Still more of Burton's pieces were deconstructed in knits, wool and zipper-heavy black leather.

“America and New York have always been so much a part of McQueen and it's been incredibly supportive to us as a house,” she said. “It's great to sort of honor that and to come and show in New York. It's an amazing place.”

As for mycelium, Burton was inspired by the bright colors of actual mushrooms she was looking at one day. Mycelium is the primary “plant” portion of a mushroom comprised of thousands of delicate, interwoven filaments with cells that offer an immune response for the fungi.

The collection, she said in her show notes, was inspired by the idea of community, that mycelium specifically and nature overall is "a community that is far, far older than we are.”

Backstage, Burton added that she really loves “the way that the trees talk to each other and they sort of heal each other.” Given two years of pandemic, she said, “that seems more important than ever” to the humans who walk among them.

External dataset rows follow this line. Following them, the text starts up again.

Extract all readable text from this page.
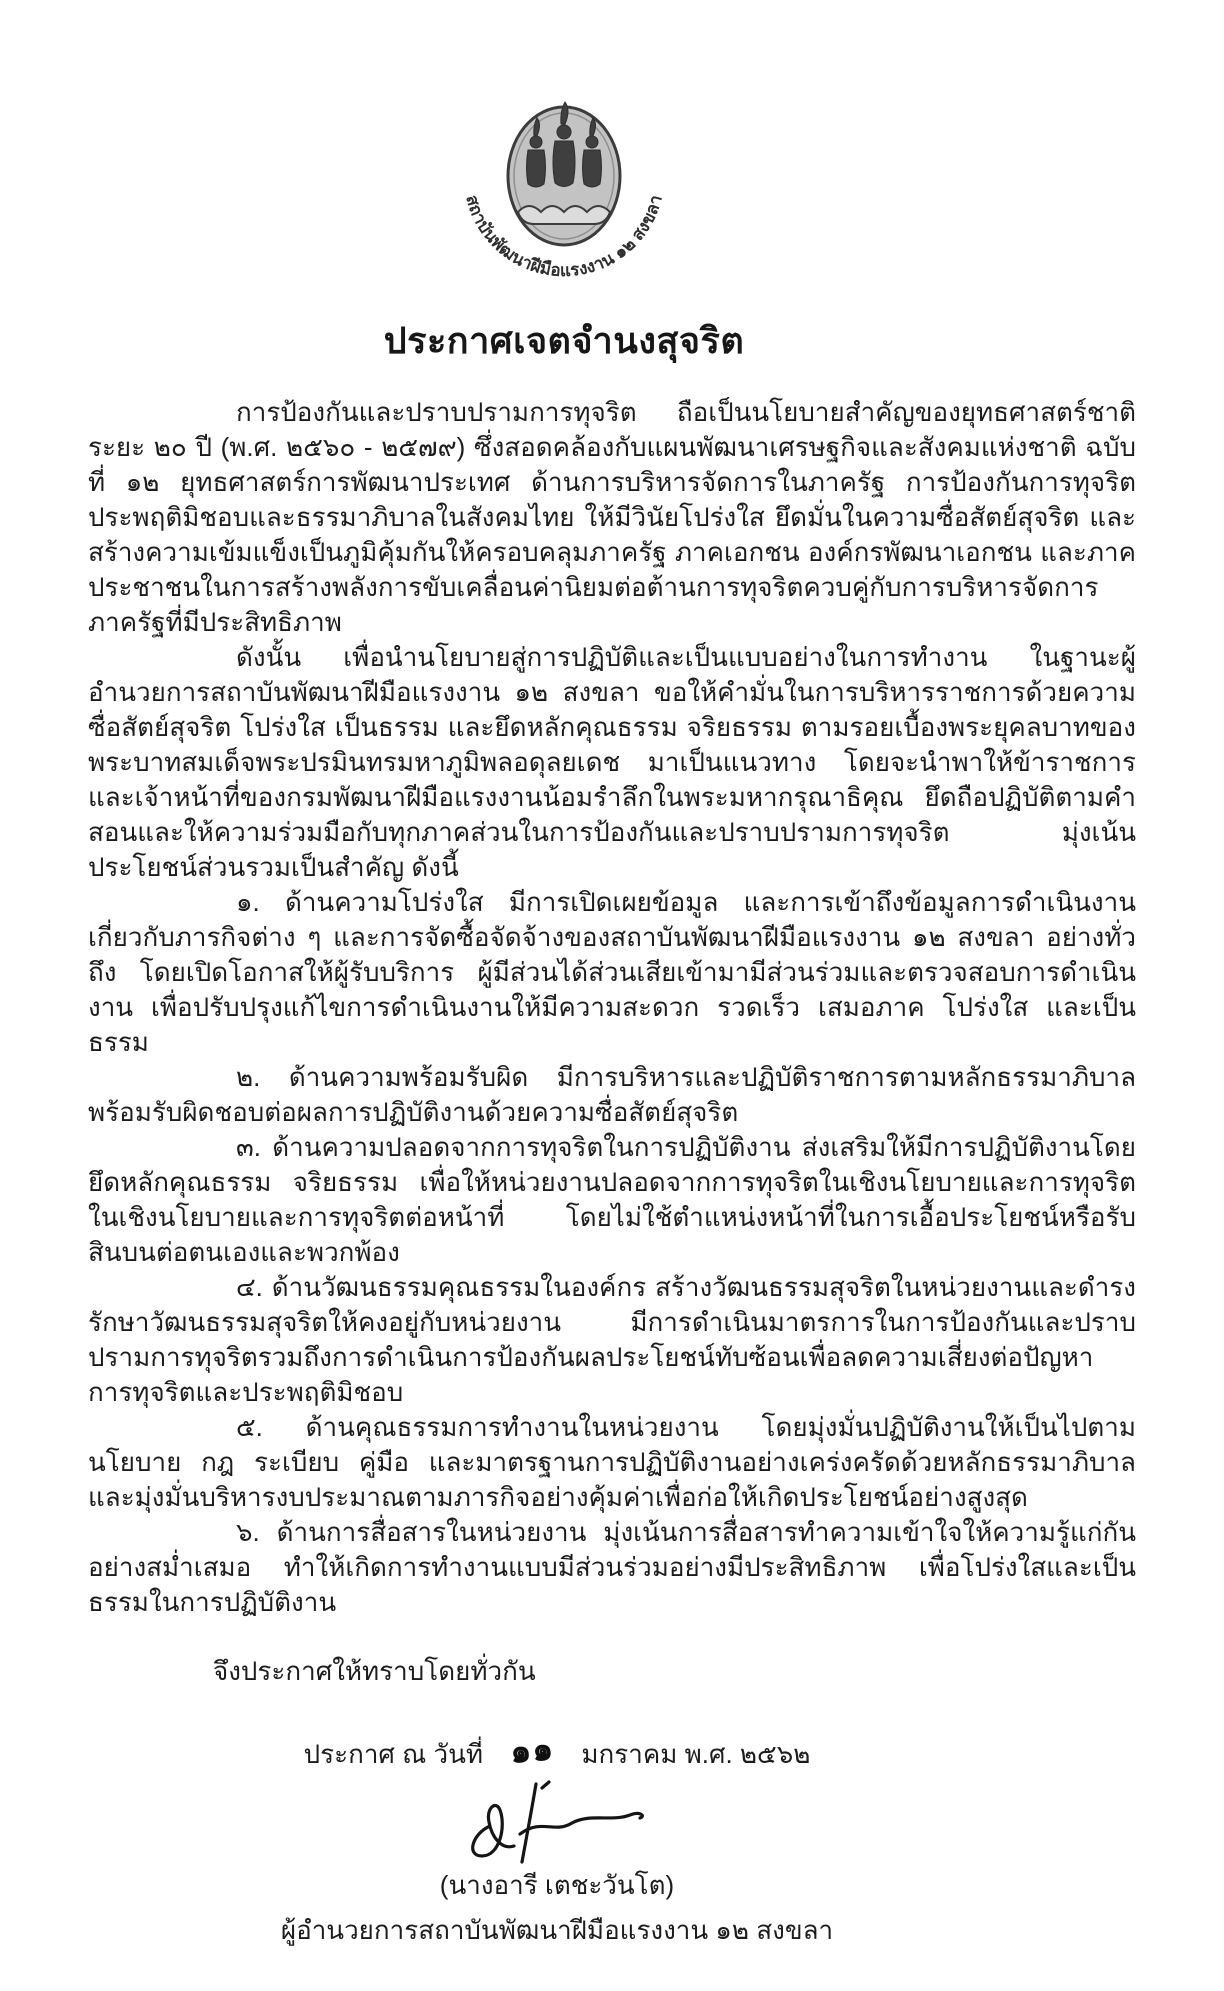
สถาบันพัฒนาฝีมือแรงงาน ๑๒ สงขลา
ประกาศเจตจำนงสุจริต

การป้องกันและปราบปรามการทุจริต ถือเป็นนโยบายสำคัญของยุทธศาสตร์ชาติ ระยะ ๒๐ ปี (พ.ศ. ๒๕๖๐ - ๒๕๗๙) ซึ่งสอดคล้องกับแผนพัฒนาเศรษฐกิจและสังคมแห่งชาติ ฉบับที่ ๑๒ ยุทธศาสตร์การพัฒนาประเทศ ด้านการบริหารจัดการในภาครัฐ การป้องกันการทุจริตประพฤติมิชอบและธรรมาภิบาลในสังคมไทย ให้มีวินัยโปร่งใส ยึดมั่นในความซื่อสัตย์สุจริต และสร้างความเข้มแข็งเป็นภูมิคุ้มกันให้ครอบคลุมภาครัฐ ภาคเอกชน องค์กรพัฒนาเอกชน และภาคประชาชนในการสร้างพลังการขับเคลื่อนค่านิยมต่อต้านการทุจริตควบคู่กับการบริหารจัดการภาครัฐที่มีประสิทธิภาพ

ดังนั้น เพื่อนำนโยบายสู่การปฏิบัติและเป็นแบบอย่างในการทำงาน ในฐานะผู้อำนวยการสถาบันพัฒนาฝีมือแรงงาน ๑๒ สงขลา ขอให้คำมั่นในการบริหารราชการด้วยความซื่อสัตย์สุจริต โปร่งใส เป็นธรรม และยึดหลักคุณธรรม จริยธรรม ตามรอยเบื้องพระยุคลบาทของพระบาทสมเด็จพระปรมินทรมหาภูมิพลอดุลยเดช มาเป็นแนวทาง โดยจะนำพาให้ข้าราชการและเจ้าหน้าที่ของกรมพัฒนาฝีมือแรงงานน้อมรำลึกในพระมหากรุณาธิคุณ ยึดถือปฏิบัติตามคำสอนและให้ความร่วมมือกับทุกภาคส่วนในการป้องกันและปราบปรามการทุจริต มุ่งเน้นประโยชน์ส่วนรวมเป็นสำคัญ ดังนี้

๑. ด้านความโปร่งใส มีการเปิดเผยข้อมูล และการเข้าถึงข้อมูลการดำเนินงานเกี่ยวกับภารกิจต่าง ๆ และการจัดซื้อจัดจ้างของสถาบันพัฒนาฝีมือแรงงาน ๑๒ สงขลา อย่างทั่วถึง โดยเปิดโอกาสให้ผู้รับบริการ ผู้มีส่วนได้ส่วนเสียเข้ามามีส่วนร่วมและตรวจสอบการดำเนินงาน เพื่อปรับปรุงแก้ไขการดำเนินงานให้มีความสะดวก รวดเร็ว เสมอภาค โปร่งใส และเป็นธรรม

๒. ด้านความพร้อมรับผิด มีการบริหารและปฏิบัติราชการตามหลักธรรมาภิบาลพร้อมรับผิดชอบต่อผลการปฏิบัติงานด้วยความซื่อสัตย์สุจริต

๓. ด้านความปลอดจากการทุจริตในการปฏิบัติงาน ส่งเสริมให้มีการปฏิบัติงานโดยยึดหลักคุณธรรม จริยธรรม เพื่อให้หน่วยงานปลอดจากการทุจริตในเชิงนโยบายและการทุจริตในเชิงนโยบายและการทุจริตต่อหน้าที่ โดยไม่ใช้ตำแหน่งหน้าที่ในการเอื้อประโยชน์หรือรับสินบนต่อตนเองและพวกพ้อง

๔. ด้านวัฒนธรรมคุณธรรมในองค์กร สร้างวัฒนธรรมสุจริตในหน่วยงานและดำรงรักษาวัฒนธรรมสุจริตให้คงอยู่กับหน่วยงาน มีการดำเนินมาตรการในการป้องกันและปราบปรามการทุจริตรวมถึงการดำเนินการป้องกันผลประโยชน์ทับซ้อนเพื่อลดความเสี่ยงต่อปัญหาการทุจริตและประพฤติมิชอบ

๕. ด้านคุณธรรมการทำงานในหน่วยงาน โดยมุ่งมั่นปฏิบัติงานให้เป็นไปตามนโยบาย กฎ ระเบียบ คู่มือ และมาตรฐานการปฏิบัติงานอย่างเคร่งครัดด้วยหลักธรรมาภิบาล และมุ่งมั่นบริหารงบประมาณตามภารกิจอย่างคุ้มค่าเพื่อก่อให้เกิดประโยชน์อย่างสูงสุด

๖. ด้านการสื่อสารในหน่วยงาน มุ่งเน้นการสื่อสารทำความเข้าใจให้ความรู้แก่กันอย่างสม่ำเสมอ ทำให้เกิดการทำงานแบบมีส่วนร่วมอย่างมีประสิทธิภาพ เพื่อโปร่งใสและเป็นธรรมในการปฏิบัติงาน

จึงประกาศให้ทราบโดยทั่วกัน

ประกาศ ณ วันที่ ๑๑ มกราคม พ.ศ. ๒๕๖๒

(นางอารี เตชะวันโต)

ผู้อำนวยการสถาบันพัฒนาฝีมือแรงงาน ๑๒ สงขลา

Those humans included Letitia Wright among her guests on the front row.

Burton said 85% of the collection was made of sustainable and recycled fabric. The wood chips used to create her stark set came from already fallen trees and will be sent to a farm for use by an artist. As for leather alternatives, she said the house may one day be leather free.

“Yes, I'm sure at some point,” Burton said. “We're trying to find other ways.”

So does Burton's mushroom-obsessed collection have anything to do with a little microdosing on her part?

“Not at the moment," she laughed. “I probably need to.”